Background and Importance Simulation-based education complements traditional teaching, improving students’ knowledge, understanding, as well as supporting the development of students’ teamwork, decision-making, and consultation skills1,2, as well as supporting professional identity formation3. Year 1 students across the country participated in a pre-placement workshop and a simulated multi-sector experiential event.

Aim and Objectives To evaluate Year 1 pharmacy students’ and participating staff’ experiences of a simulated multi-sector Experiential Event designed to develop clinical and consultation skills.

Material and Methods The year 1 Experiential Event was delivered in both Universities in the country in March 2022. Staff (n=16) and students (n=222) were invited to complete a post-Event evaluation on Microsoft Forms to inform ongoing improvement of the Event.

Ethical approval was not required as this formed part of the review of the module

Results Seventy-five percent of staff responded (n=12) with 42% (n=5) respondents believing that students were competent conducting medication history, counselling and simple prescribing decisions.

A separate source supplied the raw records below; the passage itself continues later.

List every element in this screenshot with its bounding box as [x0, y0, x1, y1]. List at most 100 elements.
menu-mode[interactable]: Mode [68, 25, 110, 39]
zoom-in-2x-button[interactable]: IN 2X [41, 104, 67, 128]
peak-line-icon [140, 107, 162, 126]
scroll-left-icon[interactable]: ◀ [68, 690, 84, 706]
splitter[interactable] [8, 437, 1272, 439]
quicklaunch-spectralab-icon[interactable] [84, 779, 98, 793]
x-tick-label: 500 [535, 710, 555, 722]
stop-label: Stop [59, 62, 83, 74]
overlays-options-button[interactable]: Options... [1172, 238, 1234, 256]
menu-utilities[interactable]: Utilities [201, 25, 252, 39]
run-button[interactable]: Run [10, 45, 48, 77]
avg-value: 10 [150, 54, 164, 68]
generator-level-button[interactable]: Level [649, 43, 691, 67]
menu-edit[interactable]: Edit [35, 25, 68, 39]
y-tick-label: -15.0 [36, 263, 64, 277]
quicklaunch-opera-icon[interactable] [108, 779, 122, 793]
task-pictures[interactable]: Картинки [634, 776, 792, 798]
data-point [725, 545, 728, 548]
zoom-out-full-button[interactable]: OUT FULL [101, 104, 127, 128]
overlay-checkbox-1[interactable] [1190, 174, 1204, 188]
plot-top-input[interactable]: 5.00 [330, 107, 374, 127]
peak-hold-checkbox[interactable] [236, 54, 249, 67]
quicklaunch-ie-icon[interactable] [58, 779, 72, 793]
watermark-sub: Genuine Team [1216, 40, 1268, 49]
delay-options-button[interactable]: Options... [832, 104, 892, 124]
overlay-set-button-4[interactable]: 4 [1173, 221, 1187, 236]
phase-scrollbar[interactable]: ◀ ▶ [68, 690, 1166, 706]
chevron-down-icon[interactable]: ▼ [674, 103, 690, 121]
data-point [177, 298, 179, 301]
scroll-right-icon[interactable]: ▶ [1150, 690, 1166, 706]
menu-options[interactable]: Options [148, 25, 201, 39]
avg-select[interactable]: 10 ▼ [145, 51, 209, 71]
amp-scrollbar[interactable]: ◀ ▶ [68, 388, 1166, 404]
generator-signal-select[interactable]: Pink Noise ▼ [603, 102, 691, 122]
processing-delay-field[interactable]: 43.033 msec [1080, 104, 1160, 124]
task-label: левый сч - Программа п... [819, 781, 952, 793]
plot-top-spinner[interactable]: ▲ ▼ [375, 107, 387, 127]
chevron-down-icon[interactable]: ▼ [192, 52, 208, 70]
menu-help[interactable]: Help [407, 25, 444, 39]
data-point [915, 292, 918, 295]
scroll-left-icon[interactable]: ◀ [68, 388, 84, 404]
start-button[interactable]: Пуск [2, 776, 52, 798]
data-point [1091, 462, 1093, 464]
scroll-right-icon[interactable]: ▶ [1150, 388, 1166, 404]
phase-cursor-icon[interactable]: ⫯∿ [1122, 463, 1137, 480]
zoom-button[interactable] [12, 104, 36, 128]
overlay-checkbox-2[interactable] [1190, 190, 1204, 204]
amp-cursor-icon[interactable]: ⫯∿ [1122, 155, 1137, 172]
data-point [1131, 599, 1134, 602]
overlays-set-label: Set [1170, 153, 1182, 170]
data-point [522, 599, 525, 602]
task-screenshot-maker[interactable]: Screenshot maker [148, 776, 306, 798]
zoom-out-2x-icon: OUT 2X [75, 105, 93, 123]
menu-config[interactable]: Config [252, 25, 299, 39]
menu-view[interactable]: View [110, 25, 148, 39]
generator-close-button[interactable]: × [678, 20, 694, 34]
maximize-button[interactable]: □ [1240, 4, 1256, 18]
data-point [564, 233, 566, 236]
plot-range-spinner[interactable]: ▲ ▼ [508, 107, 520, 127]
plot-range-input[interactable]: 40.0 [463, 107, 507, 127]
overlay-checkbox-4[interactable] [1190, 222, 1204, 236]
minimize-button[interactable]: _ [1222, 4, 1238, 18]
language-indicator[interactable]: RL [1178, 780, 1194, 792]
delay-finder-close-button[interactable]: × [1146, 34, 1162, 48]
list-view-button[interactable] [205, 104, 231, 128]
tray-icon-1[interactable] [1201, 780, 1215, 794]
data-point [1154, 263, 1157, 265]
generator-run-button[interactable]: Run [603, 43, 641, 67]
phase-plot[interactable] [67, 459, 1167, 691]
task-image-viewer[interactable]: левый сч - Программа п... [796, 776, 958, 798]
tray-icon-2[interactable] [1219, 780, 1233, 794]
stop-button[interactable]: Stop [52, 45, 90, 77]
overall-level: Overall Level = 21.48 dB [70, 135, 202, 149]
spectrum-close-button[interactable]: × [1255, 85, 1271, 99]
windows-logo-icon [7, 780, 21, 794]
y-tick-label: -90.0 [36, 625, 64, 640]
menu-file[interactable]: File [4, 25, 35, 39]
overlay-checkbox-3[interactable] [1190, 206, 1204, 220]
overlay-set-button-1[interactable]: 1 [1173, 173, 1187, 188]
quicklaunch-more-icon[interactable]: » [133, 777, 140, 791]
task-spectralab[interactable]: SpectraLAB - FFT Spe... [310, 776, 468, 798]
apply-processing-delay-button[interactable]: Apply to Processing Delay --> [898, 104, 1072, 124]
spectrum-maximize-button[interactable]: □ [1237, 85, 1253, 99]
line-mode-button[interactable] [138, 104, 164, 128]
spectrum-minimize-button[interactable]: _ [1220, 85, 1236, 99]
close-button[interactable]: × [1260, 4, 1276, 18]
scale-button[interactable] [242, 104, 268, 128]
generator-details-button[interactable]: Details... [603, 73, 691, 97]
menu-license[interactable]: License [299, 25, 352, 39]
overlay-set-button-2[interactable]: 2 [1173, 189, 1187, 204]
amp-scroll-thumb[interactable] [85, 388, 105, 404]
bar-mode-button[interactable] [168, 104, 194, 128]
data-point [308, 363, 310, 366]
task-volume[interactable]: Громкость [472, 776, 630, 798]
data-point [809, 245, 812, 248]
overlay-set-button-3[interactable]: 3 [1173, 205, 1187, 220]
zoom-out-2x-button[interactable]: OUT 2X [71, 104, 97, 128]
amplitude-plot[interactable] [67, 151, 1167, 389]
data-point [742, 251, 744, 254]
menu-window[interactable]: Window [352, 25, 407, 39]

Seventy-seven percent of students (171/222) responded; 85% (n=145) and 81% (n=139) respectively believed that the medication history and consultation checklists developed in the pre-placement workshop prepared them for ‘real’ patient consultations. Students were confident in conducting BP and peak flow examinations (73%, n=125) and in prescribing medication (83%, n=142). Eighty-six percent (n=147) of respondents believed that the event had made them feel more like a pharmacist.

Conclusion and Relevance Year 1 respondents showed an appreciation for the experiential event, believing that it improved their clinical and consultation skills. The majority of student respondents believed that the event supported their professional identity formation. Staff respondents agreed that students developed core clinical skills but to a lesser extent than student participants, believing curriculum redesign will facilitate enhanced student engagement with the event.

References and/or Acknowledgements 1. Korayem GB, et al. Simulation-Based Education Implementation in Pharmacy Curriculum: A Review of the Current Status. Advances in Medical Education Practice. 2022; 13:649–660.

2. McMillan A, Barrickman A. Implementation of a skills practical to first-year pharmacy students. Currents in Pharmacy Teaching and Learning. 2017;9(6):1111–1116.

3. Quinn G, Lucas B, Silcock J. Professional Identity Formation in Pharmacy Students During an Early Preregistration Training Placement. American Journal of Pharmaceutical Education. 2020;84(8):1132–1139.

Conflict of Interest No conflict of interest.